Такая же ситуация повторялась в течение двух месяцев: я получал не более десяти процентов заказанных архивных дел, но и в них подавляющая часть листов была «закрыта» указанным выше способом. Более того, на многие дела я стал получать отказы с такой убийственной универсальной формулировкой: «Не по теме»… Моя апелляция к ст. 13 закона «О государственной тайне»: «Срок засекречивания сведений, составляющих государственную тайну, не должен превышать 30 лет», а также к ст. 20 «Основ законодательства об архивах» («Использование документов, содержащих государственную или иную охраняемую законом тайну, разрешается по истечении 30 лет со времени их создания…») — также не вызвала никакой реакции. Не помогла и ссылка на ст. 140 Уголовного кодекса, по которой «неправомерный отказ должностного лица в предоставлении документов и материалов, непосредственно затрагивающих права и свободы гражданина, наказывается…» (далее перечислены различные степени наказания — от штрафа до «лишения права занимать определённую должность на срок от 2 до 5 лет»). После долгих проволочек и очень неохотно мне даже выдали ксерокопию двух моих требований с пометами об отказе, хотя моя просьба — выдать мотивированный ответ о причинах отказа (это также предусмотрено законом) — не была услышана. Никакого впечатления не произвела и ссылка на Конституцию, запретившую цензуру и гарантирующую свободный доступ к общественно значимой информации. Самое страшное, что теперь они уже ничего не боятся
.Что же содержится в снова засекреченных делах? Надо сказать, что архивистам очень не повезло в моём случае: они, как говорится, «попали в анекдот»… Если бы я не видел ранее этих документов и не сделал бы из них подробных выписок, то можно было бы предполагать, что в них содержатся Бог весть какие секреты, «разглашение» которых грозит государству неисчислимыми бедами, а может быть, и полным его разрушением. Я же могу с абсолютной точностью и уверенностью сказать, что в них ровным счётом ничего, составляющего «гостайну», не содержится. В них нет ни расшифровки имён «н/источников», то есть «наших источников», как назывались тогда штатные и внештатные осведомители (может быть, и напрасно — вспомним солженицынское: «Родина должна знать своих стукачей!»), ни других «конфиденциальных» сведений.

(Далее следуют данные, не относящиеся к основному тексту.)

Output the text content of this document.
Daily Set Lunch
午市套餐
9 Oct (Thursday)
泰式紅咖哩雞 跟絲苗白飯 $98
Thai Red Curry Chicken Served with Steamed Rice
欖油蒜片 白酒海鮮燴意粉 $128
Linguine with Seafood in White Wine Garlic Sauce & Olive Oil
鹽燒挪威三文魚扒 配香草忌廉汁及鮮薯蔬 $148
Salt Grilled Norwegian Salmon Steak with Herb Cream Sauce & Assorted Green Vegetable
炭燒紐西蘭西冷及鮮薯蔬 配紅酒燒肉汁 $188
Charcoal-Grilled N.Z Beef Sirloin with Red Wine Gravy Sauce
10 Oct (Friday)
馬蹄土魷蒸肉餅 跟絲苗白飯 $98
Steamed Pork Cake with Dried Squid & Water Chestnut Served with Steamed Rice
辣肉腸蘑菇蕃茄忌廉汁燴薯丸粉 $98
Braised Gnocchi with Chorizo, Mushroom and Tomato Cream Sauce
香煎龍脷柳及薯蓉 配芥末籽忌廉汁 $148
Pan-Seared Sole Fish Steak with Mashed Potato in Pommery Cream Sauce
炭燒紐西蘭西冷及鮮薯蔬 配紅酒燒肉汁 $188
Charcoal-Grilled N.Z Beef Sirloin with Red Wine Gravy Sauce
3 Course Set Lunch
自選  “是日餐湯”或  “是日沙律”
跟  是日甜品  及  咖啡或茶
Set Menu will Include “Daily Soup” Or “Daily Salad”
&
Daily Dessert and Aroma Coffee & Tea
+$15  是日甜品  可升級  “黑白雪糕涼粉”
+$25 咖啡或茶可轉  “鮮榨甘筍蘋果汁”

В этих делах — обычная рутинная переписка, в основном донесения НКВД в Ленинградский обком на имя Жданова о случаях «вредительства» в Ленинграде и области. Сообщается о настроениях людей в связи с повышением цен, заключением в августе 1939 года пакта «Молотова-Риббентропа», «антисоветских» разговорах в магазинах и даже в банях, о пожарах и тому подобных «происках вредителей», вплоть до совершенно курьёзного «спец-донесения» «О недостатках случной кампании в колхозах Ленинградской области» (речь идёт о лошадях). Примеров, иллюстрирующих бдительность современных архивистов, я мог бы привести множество. Ограничусь лишь несколькими.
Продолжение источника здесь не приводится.